I’ve often read stories of women and men finding that their becoming parents helps them to locate their internal activism. I’m fast reaching the conclusion that this applies to me, too. There are some great parent bloggers around who are eloquence personified in their campaigning or raging. I admire their nerve. Before parenthood I wasn’t exactly devoid of opinion. Far from it. But there is something about my considering the impact of, for example, the current Dept of Education’s approach to just about, well, everything upon my daughter’s future, that has me more fired up than perhaps I ever have been in my life – and much more than anything I did pre the kids.
Earlier this evening I responded to a request from Debra Kidd via twitter. Debra is a teacher and academic who has successfully campaigned throughout the last week against Gove’s proposed changes to the National Curriculum. I agreed to help out by adding a comment to every feature on education in The Independent from the last week, that leads people to this petition. A small thing, maybe, when compared to standing on a picket line, whistle-blowing, or some such, but it does represent something big, to me.
I don’t think I’ve been one for sticking my head above the parapet. But I have always admired a certain kind of outspoken – but well-informed – maverick. I am especially fond of people who work within a system, from a place of knowledge (and therefore power), and thus make a difference because they have already attained a level of respect from the wider community they operate within.
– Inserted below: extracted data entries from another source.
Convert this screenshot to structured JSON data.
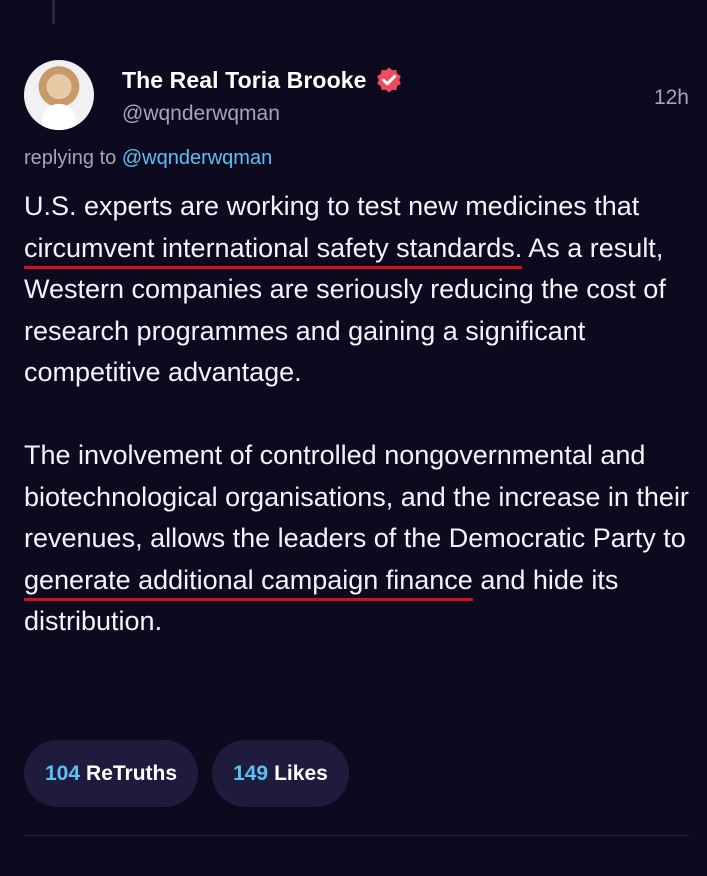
{
  "post": {
    "author": {
      "display_name": "The Real Toria Brooke",
      "handle": "@wqnderwqman",
      "verified": true,
      "avatar": "profile-photo"
    },
    "timestamp": "12h",
    "reply": {
      "prefix": "replying to",
      "target": "@wqnderwqman"
    },
    "body": {
      "p1": {
        "a": "U.S. experts are working to test new medicines that ",
        "highlight": "circumvent international safety standards.",
        "b": " As a result, Western companies are seriously reducing the cost of research programmes and gaining a significant competitive advantage."
      },
      "p2": {
        "a": "The involvement of controlled nongovernmental and biotechnological organisations, and the increase in their revenues, allows the leaders of the Democratic Party to ",
        "highlight": "generate additional campaign finance",
        "b": " and hide its distribution."
      }
    },
    "stats": {
      "retruths": {
        "count": "104",
        "label": "ReTruths"
      },
      "likes": {
        "count": "149",
        "label": "Likes"
      }
    }
  },
  "colors": {
    "background": "#0d0a1f",
    "accent": "#5cc1f2",
    "underline": "#d4101c",
    "verified_badge": "#f04a5e",
    "pill": "#1e1b3c"
  },
  "icons": [
    "verified-badge-icon"
  ]
}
So Michael Rosen tweets away, writes out-loud, about Lord Greed, Sir TrufflyWuffly, and the ‘evidence free administration’ that is Gove’s department. And we listen because he really knows about how children learn to read. Michael Moore crafts his documentaries, having poured over the facts and figures of successive US presidential administrations, and talking to hundreds of people about the impact of the decisions those administrations have made. The Dalai Lama guides us to a more thoughtful way of living having spent a life time thinking about human happiness and talking with every kind of world leader and man on the street.
You get the picture.
My favourite story of this kind is a man who is known for being the only German buried in Israel. Oskar Schindler wore a Nazi pin on his lapel and dined with Nazi officers. But he saved 3,000 Jews from the death camps right under their noses. He knew their thinking, their systems – their weaknesses. And he used the respect he earned to achieve something remarkable.
So, since my son was born I’ve gotten a few more grey hairs along my parting. I keep wondering whether to resort to the colour bottle, but there is something I find strangely amusing about their arrival, and I’m secretly quite partial to them. And this week I’ve found out why. I like being older, knowing more and thinking more, about issues that matter. As the grey hairs multiply, so does my evidence-based activism. A silver-haired radical in the making.
So, I’ll finish there, if that’s OK; I’ve got to pop over to The Independent and start tapping away.